To fix these two problems, the techniques described in the article Using .NET Forms as Popup Windows can be used. Full details of the techniques are provided there, but to recap you can detect mouse clicks anywhere in an application using an IMessageFilter implementation and switching to another application can be detected by looking for the WM_ACTIVATEAPP message sent to the main form.

Helping Hands

This functionality is wrapped into a reusable class, PopupCancelNotifier. The class has two methods and one event which give you all you need to simplify showing a popup edit control:

  • StartTracking(Control ctl)
    Once you've shown your edit control in the right location, call this method and the class will attach the subclass and message filter to check for cancellation events. If one is detected, the PopupCancel event is raised.
  • StopTracking()
    This method allows tracking to be cancelled programmatically and should be called whenever the popup edit control is hidden (note that it will be called automatically if the class is told through the PopupCancel event that tracking should be cancelled, but it can be called multiple times, which makes coding easier).
  • PopupCancel
    This event provides details about the popup control that is about to be cancelled. You can set the Cancel property of the associated arguments to true to, erm, cancel the cancellation of the control (sorry, I really should have given this a proper name!)

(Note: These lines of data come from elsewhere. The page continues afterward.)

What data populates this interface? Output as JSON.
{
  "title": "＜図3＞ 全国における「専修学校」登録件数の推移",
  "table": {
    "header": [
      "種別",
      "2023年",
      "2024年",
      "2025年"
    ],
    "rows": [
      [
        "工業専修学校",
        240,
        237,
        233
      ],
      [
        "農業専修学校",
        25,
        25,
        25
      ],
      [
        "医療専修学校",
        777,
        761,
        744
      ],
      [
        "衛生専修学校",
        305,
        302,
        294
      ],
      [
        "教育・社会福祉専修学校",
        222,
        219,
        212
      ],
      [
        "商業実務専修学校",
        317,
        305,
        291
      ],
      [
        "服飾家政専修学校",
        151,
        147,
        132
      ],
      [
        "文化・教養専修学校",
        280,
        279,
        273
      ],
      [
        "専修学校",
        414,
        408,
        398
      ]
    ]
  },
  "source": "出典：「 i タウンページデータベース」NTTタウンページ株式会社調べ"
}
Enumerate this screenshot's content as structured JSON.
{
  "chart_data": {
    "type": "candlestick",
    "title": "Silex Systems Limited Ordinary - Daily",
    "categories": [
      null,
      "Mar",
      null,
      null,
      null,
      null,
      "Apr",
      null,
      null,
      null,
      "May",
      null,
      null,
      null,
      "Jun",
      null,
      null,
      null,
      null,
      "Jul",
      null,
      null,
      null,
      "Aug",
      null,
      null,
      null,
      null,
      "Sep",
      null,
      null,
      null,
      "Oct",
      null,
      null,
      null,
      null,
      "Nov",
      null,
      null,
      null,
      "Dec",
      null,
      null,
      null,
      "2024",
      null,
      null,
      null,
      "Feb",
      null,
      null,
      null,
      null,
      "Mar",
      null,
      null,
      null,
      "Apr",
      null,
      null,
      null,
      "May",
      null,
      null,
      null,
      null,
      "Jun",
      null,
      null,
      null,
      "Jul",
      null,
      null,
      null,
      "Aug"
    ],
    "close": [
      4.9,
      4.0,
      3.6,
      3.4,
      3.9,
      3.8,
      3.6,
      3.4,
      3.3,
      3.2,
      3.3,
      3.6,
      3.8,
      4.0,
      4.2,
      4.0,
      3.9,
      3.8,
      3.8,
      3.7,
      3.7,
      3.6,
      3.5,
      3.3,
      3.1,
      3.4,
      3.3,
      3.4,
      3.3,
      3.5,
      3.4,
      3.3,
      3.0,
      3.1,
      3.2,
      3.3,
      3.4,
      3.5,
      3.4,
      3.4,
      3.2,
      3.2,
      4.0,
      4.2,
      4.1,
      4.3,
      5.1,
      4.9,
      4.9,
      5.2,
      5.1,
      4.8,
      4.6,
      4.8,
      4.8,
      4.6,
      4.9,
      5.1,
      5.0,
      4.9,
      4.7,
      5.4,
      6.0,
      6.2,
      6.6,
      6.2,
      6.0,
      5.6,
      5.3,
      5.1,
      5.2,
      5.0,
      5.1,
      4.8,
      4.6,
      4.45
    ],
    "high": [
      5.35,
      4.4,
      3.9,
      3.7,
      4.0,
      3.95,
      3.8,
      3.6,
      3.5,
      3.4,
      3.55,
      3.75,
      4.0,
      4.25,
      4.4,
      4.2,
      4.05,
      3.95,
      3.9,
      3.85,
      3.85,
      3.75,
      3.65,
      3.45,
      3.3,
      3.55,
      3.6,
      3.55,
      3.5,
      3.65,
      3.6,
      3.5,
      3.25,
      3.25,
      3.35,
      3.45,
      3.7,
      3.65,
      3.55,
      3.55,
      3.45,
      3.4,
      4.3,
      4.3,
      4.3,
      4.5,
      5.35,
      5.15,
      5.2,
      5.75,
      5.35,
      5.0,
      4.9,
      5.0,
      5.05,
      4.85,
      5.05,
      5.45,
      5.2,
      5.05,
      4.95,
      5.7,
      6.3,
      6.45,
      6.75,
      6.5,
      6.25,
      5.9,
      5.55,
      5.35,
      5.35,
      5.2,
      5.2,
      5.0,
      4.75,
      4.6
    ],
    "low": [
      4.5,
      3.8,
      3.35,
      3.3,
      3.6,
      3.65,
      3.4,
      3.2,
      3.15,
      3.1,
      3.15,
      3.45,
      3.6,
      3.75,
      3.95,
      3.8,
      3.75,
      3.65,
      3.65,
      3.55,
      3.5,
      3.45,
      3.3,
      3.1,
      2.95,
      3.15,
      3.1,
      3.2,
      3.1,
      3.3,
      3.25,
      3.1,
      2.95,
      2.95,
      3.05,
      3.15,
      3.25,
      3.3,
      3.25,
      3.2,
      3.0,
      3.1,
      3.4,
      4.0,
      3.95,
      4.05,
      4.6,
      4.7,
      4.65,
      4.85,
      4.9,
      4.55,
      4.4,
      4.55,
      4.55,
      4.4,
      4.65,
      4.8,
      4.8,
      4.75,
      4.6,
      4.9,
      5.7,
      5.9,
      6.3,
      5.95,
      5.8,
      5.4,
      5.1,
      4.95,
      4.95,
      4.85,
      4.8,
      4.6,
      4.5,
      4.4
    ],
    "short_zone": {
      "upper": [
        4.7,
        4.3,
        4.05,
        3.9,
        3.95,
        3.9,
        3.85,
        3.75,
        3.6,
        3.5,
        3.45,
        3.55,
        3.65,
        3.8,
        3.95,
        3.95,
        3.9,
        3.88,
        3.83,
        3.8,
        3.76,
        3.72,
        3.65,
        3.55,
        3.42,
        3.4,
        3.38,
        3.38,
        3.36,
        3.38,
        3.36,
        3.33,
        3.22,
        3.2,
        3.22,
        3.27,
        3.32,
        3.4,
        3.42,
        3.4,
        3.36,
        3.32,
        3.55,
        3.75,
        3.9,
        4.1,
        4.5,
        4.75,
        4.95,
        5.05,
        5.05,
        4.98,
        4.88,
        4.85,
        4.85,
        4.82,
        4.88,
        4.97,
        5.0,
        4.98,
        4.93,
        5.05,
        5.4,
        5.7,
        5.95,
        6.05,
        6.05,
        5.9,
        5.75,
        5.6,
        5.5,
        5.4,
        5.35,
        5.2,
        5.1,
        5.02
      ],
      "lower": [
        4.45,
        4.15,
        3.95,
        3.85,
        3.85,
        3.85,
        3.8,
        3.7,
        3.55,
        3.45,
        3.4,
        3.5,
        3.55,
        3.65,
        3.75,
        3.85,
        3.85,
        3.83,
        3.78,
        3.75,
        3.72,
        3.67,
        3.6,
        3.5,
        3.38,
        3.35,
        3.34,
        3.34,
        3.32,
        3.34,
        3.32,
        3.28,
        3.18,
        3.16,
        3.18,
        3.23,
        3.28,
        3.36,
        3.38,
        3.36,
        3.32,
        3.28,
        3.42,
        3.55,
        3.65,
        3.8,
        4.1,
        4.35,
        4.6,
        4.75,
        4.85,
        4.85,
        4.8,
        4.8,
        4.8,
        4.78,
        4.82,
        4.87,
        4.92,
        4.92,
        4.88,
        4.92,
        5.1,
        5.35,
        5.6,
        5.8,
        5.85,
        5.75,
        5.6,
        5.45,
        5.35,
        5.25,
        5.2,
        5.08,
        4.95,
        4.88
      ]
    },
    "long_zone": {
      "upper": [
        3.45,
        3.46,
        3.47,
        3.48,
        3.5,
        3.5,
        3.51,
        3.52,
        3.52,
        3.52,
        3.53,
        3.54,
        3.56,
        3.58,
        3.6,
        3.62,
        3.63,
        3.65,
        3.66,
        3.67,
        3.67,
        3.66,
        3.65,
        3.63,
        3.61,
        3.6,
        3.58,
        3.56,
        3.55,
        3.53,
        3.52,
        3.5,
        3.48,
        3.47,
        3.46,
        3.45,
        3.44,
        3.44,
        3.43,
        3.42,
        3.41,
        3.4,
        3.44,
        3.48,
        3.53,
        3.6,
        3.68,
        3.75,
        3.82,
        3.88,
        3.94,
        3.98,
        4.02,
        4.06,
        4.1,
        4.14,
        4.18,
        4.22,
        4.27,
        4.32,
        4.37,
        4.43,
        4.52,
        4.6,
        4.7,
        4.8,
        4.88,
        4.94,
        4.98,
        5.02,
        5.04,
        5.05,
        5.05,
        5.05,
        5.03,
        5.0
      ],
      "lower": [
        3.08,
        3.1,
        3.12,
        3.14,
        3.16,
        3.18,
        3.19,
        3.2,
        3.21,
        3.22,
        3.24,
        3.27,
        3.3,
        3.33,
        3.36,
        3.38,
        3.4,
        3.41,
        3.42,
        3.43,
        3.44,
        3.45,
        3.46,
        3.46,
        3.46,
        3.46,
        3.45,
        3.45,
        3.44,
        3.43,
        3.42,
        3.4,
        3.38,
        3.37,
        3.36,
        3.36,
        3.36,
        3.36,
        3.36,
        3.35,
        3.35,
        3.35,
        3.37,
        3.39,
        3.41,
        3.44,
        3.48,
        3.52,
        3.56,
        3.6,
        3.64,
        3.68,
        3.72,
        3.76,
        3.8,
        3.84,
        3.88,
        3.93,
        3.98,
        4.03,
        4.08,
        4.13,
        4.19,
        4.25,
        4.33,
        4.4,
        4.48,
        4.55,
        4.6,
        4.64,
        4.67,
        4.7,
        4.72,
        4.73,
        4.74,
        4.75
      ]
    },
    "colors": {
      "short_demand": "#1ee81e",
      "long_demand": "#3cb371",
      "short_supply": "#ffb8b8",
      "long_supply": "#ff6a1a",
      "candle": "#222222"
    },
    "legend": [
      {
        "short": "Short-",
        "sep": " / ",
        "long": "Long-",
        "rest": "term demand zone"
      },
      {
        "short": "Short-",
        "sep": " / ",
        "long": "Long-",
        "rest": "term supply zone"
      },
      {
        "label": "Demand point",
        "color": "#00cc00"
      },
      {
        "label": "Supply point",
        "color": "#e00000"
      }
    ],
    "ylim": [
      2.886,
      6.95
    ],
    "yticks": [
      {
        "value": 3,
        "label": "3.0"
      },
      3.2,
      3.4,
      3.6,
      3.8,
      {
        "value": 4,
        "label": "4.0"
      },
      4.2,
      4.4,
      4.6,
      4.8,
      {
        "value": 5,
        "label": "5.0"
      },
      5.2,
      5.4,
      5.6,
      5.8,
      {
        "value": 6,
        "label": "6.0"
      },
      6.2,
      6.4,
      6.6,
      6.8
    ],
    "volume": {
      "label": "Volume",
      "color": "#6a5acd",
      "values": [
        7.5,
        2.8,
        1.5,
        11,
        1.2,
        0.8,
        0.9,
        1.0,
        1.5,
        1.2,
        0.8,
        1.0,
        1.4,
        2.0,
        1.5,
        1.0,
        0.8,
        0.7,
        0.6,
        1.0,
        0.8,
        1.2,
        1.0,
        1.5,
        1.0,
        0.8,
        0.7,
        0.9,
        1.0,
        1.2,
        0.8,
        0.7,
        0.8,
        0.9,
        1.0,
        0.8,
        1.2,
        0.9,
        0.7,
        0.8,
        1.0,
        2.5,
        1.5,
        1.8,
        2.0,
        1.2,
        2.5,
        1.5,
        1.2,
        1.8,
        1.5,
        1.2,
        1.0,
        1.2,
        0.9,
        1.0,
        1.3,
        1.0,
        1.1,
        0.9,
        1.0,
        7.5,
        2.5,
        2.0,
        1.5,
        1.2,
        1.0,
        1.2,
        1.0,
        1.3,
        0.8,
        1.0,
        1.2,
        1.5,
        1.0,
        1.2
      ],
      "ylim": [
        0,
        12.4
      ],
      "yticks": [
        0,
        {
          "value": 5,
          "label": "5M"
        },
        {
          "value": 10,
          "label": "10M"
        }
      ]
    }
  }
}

Note that the code is not limited to edit controls; you can popup any Framework control. Other ideas are to use a RichEdit or even something like a ListView to pick from one of many items.

Using It

To use PopupCancelNotifier you will want to do four things:

  1. Create an instance of the class and hook up the PopupCancel event.
  2. Detect when you want to show the popup in the control that you want to display the popup editor for.
  3. Position the popup control at the right place, make if visible, bring it to the foreground and call StartTracking.
  4. Hide the control when you either get a PopupCancel event or an event from the popup control that means using the popup is over (e.g. a Return or Escape keypress in an edit control. Then call StopTracking

These steps are demonstrated in the sample application in two ways: firstly, the simplest part of the demo shows how to allow the text of a label control to be edited when it is clicked. Secondly, the same technique is applied to a ListBox control to allow the any item to be edited place.

Conclusion

This article provides a class which you can use to add in-place editing to new or existing controls and wraps up some of the trickier details of making the editing and cancellation to work correctly. Users intuitively understand editing in-place and have come to expect it in many cases. Add the feature!

Note that at the time of writing the Outlook Style ListBar control implements this technique using a Win32 API MouseHook rather than a IMessageFilter as shown here. However, fundamentally the technique is exactly the same and that control will be updated to use this technique at the next release.